12. Considérant qu'aux termes de l'article L. 761-1 du code de justice administrative : « Dans toutes les instances, le juge condamne la partie tenue aux dépens ou, à défaut, la partie perdante, à payer à l'autre partie la somme qu'il détermine, au titre des frais exposés et non compris dans les dépens. Le juge tient compte de l'équité ou de la situation économique de la partie condamnée. Il peut, même d'office, pour des raisons tirées des mêmes considérations, dire qu'il n'y a pas lieu à cette condamnation. » ; que ces dispositions s'opposent à ce qu'il soit fait droit aux conclusions présentées à ce titre par la SARL Port Camargue Plaisance Service ; qu'en outre, il n'y a pas lieu, dans les circonstances de l'espèce, de faire droit aux conclusions présentés à ce titre par la régie autonome du port de plaisance de Port Camargue et par M. D...;

Décide :

Article 1er : Le jugement n° 0901220 du 17 février 2011 du tribunal administratif de Nîmes est annulé.

Article 2 : La demande de la SARL Port Camargue Plaisance Service présentée devant le tribunal administratif de Nîmes et le surplus de ses conclusions d'appel sont rejetés.

Article 3 : Les conclusions présentées par M. D... et par la régie autonome du port de plaisance de Port Camargue sur le fondement de l'article L. 761-1 du code de justice administrative sont rejetées.

Article 4 : Le présent arrêt sera notifié à la SARL Port Camargue Plaisance Service, à la régie autonome du port de plaisance de Port Camargue et à M. A... D...

COMMENTAIRE

Une société évincée contestait la décision par laquelle la régie autonome du port de plaisance de Port Camargue avait confié l'exploitation d'une partie des installations portuaires à un autre exploitant. Le requérant estimait, entre autres, que le contrat d'exploitation constituait une délégation de service public devant faire l'objet d'une procédure de publicité et de mise en concurrence, compte tenu des obligations imposées à l'occupant du domaine public.

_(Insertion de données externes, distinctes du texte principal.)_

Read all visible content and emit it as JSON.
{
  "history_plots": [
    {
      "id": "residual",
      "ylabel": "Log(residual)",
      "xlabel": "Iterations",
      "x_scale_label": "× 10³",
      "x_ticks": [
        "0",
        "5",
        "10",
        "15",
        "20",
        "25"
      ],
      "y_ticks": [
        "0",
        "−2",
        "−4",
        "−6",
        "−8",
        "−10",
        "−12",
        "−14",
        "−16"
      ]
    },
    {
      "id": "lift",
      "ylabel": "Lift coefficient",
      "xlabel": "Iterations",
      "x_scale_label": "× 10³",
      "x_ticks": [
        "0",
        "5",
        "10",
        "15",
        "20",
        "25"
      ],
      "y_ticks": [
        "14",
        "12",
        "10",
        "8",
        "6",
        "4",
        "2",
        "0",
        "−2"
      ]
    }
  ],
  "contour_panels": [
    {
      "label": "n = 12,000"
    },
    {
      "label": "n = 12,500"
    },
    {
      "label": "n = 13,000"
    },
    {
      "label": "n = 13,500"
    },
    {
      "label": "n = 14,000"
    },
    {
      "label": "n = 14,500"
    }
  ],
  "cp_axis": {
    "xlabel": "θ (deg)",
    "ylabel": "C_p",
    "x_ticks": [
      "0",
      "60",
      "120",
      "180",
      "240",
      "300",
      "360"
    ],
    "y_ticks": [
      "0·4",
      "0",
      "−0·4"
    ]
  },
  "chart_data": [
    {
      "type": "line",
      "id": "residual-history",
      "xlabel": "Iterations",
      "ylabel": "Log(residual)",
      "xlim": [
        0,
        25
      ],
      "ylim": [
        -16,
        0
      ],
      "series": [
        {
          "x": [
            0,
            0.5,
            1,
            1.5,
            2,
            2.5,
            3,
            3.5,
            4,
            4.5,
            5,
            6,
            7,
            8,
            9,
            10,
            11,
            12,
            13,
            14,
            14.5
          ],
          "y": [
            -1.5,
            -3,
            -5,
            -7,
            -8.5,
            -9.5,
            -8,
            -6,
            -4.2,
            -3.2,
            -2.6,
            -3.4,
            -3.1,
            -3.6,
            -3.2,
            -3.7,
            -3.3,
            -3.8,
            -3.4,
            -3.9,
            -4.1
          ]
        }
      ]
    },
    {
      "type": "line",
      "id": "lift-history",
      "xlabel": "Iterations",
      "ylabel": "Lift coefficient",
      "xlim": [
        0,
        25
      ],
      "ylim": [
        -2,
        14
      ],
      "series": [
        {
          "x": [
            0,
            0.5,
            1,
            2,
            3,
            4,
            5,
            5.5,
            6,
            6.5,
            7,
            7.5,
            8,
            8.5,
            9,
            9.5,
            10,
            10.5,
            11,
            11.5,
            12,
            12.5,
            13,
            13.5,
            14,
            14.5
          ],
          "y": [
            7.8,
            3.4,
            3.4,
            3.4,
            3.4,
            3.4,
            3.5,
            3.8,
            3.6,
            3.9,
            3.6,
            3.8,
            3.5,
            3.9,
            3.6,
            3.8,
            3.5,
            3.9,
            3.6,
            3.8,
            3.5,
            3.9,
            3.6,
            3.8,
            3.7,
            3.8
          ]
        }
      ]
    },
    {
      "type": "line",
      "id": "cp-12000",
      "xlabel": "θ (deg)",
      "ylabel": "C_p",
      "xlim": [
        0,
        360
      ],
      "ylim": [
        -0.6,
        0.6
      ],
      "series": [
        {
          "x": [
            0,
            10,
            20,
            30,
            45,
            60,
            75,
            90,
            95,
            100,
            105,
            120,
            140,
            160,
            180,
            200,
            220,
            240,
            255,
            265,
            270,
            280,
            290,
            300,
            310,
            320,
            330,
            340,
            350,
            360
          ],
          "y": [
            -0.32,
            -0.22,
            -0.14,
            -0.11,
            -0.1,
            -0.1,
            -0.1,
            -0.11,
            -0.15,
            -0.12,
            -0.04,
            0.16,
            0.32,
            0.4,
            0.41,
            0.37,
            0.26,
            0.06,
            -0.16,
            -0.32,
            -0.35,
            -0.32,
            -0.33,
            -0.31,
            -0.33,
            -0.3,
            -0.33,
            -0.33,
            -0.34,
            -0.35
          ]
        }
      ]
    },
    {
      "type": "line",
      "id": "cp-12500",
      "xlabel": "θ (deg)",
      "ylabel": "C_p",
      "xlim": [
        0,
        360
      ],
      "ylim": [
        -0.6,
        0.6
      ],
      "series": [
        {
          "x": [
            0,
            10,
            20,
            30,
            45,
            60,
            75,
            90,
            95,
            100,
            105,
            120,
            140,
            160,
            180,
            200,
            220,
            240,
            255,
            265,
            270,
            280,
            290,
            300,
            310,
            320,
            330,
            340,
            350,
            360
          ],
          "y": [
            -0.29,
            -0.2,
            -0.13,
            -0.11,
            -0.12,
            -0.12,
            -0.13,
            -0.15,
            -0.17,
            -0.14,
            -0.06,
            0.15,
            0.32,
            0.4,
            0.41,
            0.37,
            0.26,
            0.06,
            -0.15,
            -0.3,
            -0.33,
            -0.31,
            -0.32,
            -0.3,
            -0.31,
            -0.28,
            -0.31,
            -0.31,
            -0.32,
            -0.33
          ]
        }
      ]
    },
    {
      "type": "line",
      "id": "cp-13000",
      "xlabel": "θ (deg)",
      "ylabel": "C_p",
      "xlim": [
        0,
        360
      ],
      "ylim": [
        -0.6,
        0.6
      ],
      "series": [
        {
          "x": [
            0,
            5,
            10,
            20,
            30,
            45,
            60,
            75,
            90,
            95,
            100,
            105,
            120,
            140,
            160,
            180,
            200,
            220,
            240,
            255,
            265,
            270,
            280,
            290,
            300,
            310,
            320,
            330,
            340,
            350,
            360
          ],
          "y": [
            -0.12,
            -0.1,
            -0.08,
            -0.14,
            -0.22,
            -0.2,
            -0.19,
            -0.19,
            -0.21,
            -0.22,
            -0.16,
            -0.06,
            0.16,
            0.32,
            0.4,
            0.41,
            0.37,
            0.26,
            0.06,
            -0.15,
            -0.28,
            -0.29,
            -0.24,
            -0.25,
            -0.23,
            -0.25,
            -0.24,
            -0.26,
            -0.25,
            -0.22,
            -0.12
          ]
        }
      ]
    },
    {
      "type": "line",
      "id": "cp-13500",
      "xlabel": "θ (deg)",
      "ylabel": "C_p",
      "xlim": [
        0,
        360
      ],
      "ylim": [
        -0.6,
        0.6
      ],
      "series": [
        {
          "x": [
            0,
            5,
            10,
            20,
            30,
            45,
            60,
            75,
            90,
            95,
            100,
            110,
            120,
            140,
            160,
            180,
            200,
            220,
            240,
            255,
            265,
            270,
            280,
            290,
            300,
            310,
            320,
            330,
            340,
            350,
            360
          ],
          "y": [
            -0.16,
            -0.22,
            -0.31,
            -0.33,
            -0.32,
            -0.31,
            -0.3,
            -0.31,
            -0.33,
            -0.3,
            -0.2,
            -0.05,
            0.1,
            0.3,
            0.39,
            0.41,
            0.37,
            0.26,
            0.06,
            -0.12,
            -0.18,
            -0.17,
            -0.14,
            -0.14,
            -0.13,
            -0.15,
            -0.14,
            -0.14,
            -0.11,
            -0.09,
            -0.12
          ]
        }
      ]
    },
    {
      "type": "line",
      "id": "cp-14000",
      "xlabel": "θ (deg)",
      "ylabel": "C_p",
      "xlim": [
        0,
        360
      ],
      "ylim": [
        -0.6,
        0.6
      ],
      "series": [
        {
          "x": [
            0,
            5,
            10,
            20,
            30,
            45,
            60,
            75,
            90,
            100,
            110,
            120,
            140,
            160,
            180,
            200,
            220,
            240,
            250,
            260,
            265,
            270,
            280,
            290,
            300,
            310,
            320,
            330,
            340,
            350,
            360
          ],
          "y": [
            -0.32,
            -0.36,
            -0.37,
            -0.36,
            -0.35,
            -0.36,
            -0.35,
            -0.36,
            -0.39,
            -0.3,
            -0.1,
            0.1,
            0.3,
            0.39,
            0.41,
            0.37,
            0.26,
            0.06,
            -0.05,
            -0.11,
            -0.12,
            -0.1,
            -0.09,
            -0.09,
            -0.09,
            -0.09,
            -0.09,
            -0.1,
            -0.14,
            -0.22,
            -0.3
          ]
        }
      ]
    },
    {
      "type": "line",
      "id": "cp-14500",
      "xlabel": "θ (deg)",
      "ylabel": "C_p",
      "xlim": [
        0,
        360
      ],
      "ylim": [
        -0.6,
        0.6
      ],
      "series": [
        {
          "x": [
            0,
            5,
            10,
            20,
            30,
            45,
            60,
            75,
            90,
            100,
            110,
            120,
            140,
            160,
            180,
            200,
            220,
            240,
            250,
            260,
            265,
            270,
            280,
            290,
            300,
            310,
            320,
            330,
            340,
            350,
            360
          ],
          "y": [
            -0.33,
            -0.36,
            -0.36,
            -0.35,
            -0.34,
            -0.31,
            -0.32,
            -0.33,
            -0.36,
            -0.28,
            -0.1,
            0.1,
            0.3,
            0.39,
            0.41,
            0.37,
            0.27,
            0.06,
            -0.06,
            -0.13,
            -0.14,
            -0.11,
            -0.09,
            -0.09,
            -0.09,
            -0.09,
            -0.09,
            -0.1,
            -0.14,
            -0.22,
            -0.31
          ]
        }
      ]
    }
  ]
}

Le Conseil d'État estime, au contraire, que les différentes obligations imposées au bénéficiaire du contrat (entretien des bateaux, activités, autorisation de la régie pour procéder à des travaux, etc.) ne traduisent pas la volonté de la puissance publique de procéder à l'organisation d'un service public susceptible d'être délégué à un tiers.

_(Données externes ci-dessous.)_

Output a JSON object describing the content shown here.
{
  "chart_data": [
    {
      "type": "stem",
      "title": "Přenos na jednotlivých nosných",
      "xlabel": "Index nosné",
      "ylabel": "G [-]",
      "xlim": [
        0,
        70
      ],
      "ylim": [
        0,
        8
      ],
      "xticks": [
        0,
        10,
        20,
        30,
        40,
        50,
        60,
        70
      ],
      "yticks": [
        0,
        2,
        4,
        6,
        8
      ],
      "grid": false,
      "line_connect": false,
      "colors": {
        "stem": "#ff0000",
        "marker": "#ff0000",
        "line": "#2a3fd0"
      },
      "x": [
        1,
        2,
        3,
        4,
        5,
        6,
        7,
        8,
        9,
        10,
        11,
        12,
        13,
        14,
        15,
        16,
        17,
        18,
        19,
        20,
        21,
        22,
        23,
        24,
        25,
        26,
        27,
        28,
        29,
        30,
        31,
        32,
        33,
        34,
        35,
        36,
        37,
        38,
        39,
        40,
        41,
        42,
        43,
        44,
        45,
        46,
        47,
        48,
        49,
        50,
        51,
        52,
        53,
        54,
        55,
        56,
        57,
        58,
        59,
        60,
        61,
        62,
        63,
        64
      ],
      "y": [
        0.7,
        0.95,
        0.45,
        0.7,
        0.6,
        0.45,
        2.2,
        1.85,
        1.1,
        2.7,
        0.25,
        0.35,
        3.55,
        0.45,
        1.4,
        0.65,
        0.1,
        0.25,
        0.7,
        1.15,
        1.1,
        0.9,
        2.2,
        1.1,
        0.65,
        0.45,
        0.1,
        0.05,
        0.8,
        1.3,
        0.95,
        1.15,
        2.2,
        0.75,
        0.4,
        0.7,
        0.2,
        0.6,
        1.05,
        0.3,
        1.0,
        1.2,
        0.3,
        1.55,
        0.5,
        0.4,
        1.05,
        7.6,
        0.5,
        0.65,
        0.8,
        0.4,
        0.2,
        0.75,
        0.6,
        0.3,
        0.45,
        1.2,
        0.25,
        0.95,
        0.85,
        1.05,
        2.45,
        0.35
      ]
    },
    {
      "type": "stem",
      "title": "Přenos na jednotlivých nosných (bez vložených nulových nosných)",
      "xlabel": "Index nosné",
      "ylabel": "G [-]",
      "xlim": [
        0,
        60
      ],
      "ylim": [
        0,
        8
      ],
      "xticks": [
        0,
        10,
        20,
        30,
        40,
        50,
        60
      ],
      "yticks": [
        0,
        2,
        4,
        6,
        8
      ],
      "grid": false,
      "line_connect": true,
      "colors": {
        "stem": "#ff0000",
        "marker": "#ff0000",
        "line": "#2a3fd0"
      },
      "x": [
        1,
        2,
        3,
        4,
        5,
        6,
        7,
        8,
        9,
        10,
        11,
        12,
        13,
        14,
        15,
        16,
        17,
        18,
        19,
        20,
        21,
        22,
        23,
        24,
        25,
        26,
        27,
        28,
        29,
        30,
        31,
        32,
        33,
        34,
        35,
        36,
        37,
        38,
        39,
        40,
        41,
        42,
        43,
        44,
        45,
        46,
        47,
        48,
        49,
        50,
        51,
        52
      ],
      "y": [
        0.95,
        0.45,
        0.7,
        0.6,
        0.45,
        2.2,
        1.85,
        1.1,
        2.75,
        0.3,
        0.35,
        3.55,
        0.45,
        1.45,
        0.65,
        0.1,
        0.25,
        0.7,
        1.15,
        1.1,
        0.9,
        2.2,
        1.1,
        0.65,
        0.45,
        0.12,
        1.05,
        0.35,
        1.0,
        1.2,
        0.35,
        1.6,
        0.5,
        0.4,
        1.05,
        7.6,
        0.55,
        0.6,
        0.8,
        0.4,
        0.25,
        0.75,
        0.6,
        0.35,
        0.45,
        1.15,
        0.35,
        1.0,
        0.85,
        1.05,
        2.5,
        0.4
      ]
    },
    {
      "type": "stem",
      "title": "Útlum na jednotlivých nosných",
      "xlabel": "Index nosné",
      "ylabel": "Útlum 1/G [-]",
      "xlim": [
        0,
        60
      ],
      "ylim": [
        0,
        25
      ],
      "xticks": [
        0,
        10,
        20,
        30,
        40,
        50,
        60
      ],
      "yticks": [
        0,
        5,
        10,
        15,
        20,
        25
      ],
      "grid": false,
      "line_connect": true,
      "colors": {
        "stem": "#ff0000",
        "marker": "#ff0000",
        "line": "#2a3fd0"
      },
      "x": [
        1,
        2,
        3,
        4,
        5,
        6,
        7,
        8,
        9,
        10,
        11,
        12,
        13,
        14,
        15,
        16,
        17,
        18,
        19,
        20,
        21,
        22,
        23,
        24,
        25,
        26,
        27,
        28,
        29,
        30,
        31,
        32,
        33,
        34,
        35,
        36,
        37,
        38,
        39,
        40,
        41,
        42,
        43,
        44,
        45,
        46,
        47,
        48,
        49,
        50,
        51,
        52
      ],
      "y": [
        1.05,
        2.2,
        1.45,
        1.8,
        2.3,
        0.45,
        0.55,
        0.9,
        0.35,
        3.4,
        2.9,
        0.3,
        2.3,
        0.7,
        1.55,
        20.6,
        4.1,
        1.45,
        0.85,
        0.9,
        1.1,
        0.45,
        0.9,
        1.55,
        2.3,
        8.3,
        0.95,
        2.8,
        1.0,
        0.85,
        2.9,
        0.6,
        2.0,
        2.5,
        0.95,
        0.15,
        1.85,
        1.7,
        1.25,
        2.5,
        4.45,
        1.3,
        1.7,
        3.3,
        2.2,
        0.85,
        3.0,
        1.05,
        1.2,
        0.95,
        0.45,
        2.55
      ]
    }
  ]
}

Cet arrêt est un nouvel exemple de la distinction entre contrat d'occupation du domaine public et délégation de service public. Le critère essentiel est de savoir si la puissance publique a entendu ériger l'activité en un service public, en imposant à cette fin des obligations à l'opérateur (CE, 22 février 2007, n° 264541). Ce n'est pas le cas en l'espèce, le contrat n'ayant d'autre effet que de permettre à la régie de s'assurer que le domaine public concédé était utilisé conformément à sa destination.